Ramon Leon 6086 days ago

Ah, another fine example of an anonymous clueless critic who samples a few articles and thinks he knows me. Here's a clue, if you don't like my blog, LEAVE.

Paolo Bonzini 6084 days ago

I disagree. The strength of Smalltalk is in its reflection abilities, not in working "live" within an image.

In fact, for me, the ultimate Smalltalk environment would be one where I can do the things shown in the screencast while running two images -- one running the browser, and one running asteroids. This is similar to what Spoon does.

But to be really "ultimate" for me, both sets of classes would be loaded onto an empty image when you start them; if you want, you could save an image as a sort of "cached executable", but if you'd rather not, you could restart from an empty image anytime.

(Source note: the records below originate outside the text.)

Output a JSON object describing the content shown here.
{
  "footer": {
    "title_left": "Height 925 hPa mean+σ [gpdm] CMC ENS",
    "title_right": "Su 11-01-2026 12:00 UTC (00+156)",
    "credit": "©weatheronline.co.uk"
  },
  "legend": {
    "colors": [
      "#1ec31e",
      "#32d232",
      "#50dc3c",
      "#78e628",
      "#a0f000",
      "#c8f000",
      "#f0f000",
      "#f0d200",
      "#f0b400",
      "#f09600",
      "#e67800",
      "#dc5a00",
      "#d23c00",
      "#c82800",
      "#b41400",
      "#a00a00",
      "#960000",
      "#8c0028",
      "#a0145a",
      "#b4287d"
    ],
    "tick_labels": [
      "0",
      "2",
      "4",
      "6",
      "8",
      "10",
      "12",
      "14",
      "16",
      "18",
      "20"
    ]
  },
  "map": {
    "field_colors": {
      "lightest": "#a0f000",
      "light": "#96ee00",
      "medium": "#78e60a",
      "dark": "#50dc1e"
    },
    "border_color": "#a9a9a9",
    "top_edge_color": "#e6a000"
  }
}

Then, when you exit the browser, it would tell you: "you modified classes Asteroids and AsteroidsSprite, which reside in files Asteroids.st and AstSprite.st respectively. Do you want me to checkout your changes to those files?"

Needless to say, you can do the same with two images running two browsers, so that putting a bug in the browser does not crash your development environment, but allows you to go on debugging "remotely" the buggy browser.

Ramon Leon 6084 days ago

They are both great strengths. I never said Smalltalk was great "only" because of the images, only that they are something hard to explain to those from other languages.

Most modern languages have reflection, though not necessarily to Smalltalk's extent, but people get reflection, they don't get images.

W^L+ 6081 days ago

Even some mainstream developers are starting to tire of files as a metaphor. See for example Rick Jelliffe's post: http://www.oreillynet.com/xml/blog/2007/08/thefallofthedesktopandth.html

As for the anonymous CubiclePrisoner, I think you have it backwards. In most areas, self-promotion makes someone appear to be an "expert." Do you really think that any of your heroes are really better than everyone else at what they are doing?

In reality, most people DOING the same work will have about the same level of knowledge, even if they cannot all express it well. That being true, you can pay thousands of dollars to go to a conference where someone using the language of the day will tell you these same things (but without using Smalltalk) or you can read Ramon's writings for free. In either case, if you open your ears and mind, you might learn something.